How to Read a Standard 12-Lead ECG
Interpret a 12-lead ECG using a systematic five-step approach that evaluates rate, rhythm, axis, intervals, and morphology—always verifying that the recording meets standard calibration of 25 mm/s paper speed and 10 mm/mV gain before beginning your analysis. 1
Verify Calibration First
Before interpreting any ECG, you must confirm proper recording standards to ensure accurate measurements:
- Check the calibration pulse: It should produce a 10 mm vertical deflection, confirming the standard 10 mm/mV gain 1
- Verify paper speed: Standard recording at 25 mm/s means each small (1 mm) box = 0.04 seconds and each large (5 mm) box = 0.2 seconds 1
- Without proper calibration, all voltage-based criteria (ST-segment changes, LVH criteria, Q-wave depth) become unreliable 1
This is a critical but commonly overlooked step—many interpretation errors stem from analyzing ECGs recorded at non-standard settings 2.
Systematic Interpretation Framework
The American Heart Association endorses a structured approach to ECG analysis that includes five key processing steps 3:
1. Rate Calculation
- Count the number of large boxes between R waves and divide into 300, or count R waves in 6 seconds and multiply by 10
- Normal: 60-100 bpm
2. Rhythm Assessment
- Identify P waves before each QRS complex
- Assess regularity of R-R intervals
- Classify complexes as "dominant" (normal sinus) versus "nondominant" (ectopic) types 3
3. Axis Determination
- Use leads I and aVF to determine the cardiac axis quadrant
- Normal axis: -30° to +90°
4. Interval Measurements (Feature Extraction)
- PR interval: 0.12-0.20 seconds (3-5 small boxes)
- QRS duration: <0.12 seconds (3 small boxes)
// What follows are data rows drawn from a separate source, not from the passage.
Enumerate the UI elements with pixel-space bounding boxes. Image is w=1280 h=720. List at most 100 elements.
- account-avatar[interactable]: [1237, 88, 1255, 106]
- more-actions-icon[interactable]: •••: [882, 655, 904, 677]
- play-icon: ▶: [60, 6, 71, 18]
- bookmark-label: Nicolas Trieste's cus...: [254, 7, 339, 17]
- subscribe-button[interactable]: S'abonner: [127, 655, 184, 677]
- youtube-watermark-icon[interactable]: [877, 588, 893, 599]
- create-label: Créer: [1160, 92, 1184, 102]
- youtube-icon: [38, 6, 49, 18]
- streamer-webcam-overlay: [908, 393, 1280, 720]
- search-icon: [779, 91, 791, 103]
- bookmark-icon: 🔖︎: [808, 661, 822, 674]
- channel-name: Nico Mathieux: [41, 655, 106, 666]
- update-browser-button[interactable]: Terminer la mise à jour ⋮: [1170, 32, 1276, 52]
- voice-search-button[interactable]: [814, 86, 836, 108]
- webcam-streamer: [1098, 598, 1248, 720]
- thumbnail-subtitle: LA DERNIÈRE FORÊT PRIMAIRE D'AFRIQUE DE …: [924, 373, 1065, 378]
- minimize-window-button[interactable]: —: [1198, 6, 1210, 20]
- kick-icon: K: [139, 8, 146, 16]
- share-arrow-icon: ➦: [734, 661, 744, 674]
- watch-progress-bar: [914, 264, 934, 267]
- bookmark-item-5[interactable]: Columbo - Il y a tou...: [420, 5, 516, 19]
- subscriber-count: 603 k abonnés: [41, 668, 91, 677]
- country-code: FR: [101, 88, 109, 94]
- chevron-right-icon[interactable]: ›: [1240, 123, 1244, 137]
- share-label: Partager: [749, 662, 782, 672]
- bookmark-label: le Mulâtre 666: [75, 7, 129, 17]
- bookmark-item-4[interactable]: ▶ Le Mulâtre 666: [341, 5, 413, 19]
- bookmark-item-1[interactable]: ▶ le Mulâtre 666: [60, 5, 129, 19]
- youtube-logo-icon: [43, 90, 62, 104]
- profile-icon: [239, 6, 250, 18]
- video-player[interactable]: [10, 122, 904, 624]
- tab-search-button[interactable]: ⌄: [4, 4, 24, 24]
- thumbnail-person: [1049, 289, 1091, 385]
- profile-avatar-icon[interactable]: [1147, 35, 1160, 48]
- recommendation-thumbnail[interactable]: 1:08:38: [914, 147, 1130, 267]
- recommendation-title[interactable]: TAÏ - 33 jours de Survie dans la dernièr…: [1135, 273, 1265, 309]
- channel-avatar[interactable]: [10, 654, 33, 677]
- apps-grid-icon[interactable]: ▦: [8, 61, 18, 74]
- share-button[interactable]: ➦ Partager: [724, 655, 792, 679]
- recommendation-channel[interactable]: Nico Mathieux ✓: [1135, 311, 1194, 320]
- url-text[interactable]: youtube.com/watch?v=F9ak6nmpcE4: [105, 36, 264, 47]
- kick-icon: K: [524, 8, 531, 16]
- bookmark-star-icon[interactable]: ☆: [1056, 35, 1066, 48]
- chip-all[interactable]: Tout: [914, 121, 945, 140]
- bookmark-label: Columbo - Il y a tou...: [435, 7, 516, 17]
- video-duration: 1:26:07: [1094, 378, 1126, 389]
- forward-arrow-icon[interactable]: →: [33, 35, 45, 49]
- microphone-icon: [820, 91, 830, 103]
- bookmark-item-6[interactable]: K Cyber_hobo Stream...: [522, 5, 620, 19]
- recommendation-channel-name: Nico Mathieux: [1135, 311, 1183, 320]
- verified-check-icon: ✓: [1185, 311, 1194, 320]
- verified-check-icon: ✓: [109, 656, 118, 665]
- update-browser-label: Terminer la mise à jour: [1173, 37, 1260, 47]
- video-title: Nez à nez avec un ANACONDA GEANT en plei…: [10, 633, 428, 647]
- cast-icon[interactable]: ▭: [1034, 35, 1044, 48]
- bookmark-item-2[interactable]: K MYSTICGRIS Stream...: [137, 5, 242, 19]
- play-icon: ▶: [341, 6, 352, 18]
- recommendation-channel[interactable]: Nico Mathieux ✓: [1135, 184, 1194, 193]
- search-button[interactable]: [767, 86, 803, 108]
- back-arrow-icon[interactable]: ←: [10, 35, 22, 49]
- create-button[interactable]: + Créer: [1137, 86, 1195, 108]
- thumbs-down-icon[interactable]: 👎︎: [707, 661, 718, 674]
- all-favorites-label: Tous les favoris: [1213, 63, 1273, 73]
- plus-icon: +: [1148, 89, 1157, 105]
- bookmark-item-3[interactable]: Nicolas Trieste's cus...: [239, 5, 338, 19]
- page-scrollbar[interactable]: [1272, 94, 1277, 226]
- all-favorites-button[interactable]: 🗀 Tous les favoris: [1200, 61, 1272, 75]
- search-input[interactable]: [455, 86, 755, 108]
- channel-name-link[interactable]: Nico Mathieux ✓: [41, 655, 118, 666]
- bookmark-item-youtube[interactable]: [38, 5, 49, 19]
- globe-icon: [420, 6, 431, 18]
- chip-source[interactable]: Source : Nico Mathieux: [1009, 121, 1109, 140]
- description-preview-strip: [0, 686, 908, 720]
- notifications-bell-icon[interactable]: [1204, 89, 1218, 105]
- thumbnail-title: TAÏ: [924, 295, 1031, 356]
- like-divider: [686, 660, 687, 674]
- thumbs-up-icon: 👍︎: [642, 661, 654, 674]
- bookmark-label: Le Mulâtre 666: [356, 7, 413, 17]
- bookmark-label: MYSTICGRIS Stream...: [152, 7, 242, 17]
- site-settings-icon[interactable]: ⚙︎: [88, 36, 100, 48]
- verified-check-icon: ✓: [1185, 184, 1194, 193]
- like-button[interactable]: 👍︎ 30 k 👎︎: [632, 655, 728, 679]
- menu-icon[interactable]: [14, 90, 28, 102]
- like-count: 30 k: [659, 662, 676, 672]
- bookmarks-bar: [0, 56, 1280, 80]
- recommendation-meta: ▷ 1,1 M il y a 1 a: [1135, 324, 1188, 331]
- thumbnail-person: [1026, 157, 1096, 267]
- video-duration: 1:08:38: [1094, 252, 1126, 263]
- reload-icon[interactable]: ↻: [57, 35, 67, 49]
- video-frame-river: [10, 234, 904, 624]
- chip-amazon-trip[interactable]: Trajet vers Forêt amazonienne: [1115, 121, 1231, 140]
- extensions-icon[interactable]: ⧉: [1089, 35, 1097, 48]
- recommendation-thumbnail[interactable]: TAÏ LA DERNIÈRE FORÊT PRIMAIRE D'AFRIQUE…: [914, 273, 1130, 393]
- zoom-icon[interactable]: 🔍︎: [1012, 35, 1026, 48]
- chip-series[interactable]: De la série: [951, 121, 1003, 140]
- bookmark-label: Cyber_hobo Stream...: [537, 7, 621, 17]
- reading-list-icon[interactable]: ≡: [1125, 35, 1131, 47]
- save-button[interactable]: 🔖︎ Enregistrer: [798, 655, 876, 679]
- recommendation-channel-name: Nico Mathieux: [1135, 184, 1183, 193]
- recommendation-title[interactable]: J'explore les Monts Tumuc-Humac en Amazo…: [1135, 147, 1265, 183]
- QT interval: Varies with heart rate; use Bazett's formula for correction
5. Waveform Morphology Analysis
- Examine each lead systematically for P wave, QRS complex, ST segment, and T wave abnormalities
- The 12 leads provide different spatial views of cardiac electrical activity, with each lead representing a specific anatomical perspective 4
Critical Measurement Standards
ST-segment analysis requires strict adherence to calibration standards because diagnostic thresholds are voltage-based 1:
- STEMI criteria: ≥2 mm (0.2 mV) elevation in V1-V3 for men ≥40 years; ≥1 mm (0.1 mV) in other leads 1
- At 10 mm/mV gain, 1 mm of ST elevation = 0.1 mV 1
- The J point (junction between QRS and ST segment) must be identified accurately, with acceptable error <0.1 mV for ischemia detection 5
Lead-Specific Interpretation
The standard 12-lead ECG consists of 3:
- Limb leads (I, II, III, aVR, aVL, aVF): View the heart in the frontal plane
- Precordial leads (V1-V6): View the heart in the horizontal plane
- V1-V2: Right ventricle and septum
- V3-V4: Anterior wall
- V5-V6: Lateral wall
Electrode placement is critical—even one intercostal space displacement can alter QRS amplitude by >200 μV and change diagnostic classifications in up to 8% of cases 6.
Common Pitfalls to Avoid
Electrode Misplacement
- Limb electrode position variations, particularly of the left arm electrode, significantly alter the ECG 3
- Precordial electrode displacement, especially longitudinal (up/down), causes the most diagnostic error 6, 2
- Always verify proper electrode placement: V1 and V2 at 4th intercostal space, V4 at 5th intercostal space in midclavicular line 3
Technical Artifacts
- Inadequate skin preparation increases noise and baseline wander 3
- Improper filtering can distort high-frequency signals like pacemaker spikes and Q waves 3
- Patient position changes (elevation, rotation) alter recorded amplitudes and axes 3
Computer Interpretation Reliance
- Physician overreading of computer-generated interpretations is mandatory—automated systems have improving but imperfect sensitivity and specificity 3
- Computer algorithms may use different diagnostic criteria, leading to interpretation variability 3
Diagnostic Classification Approach
After waveform recognition and feature extraction, diagnostic classification can be either 3:
- Heuristic (rule-based): Uses experience-based diagnostic criteria
- Statistical: Compares to databases of known ECG patterns 7
Both approaches require adherence to standardized measurement methodology to ensure consistent interpretation across different machines and institutions 1.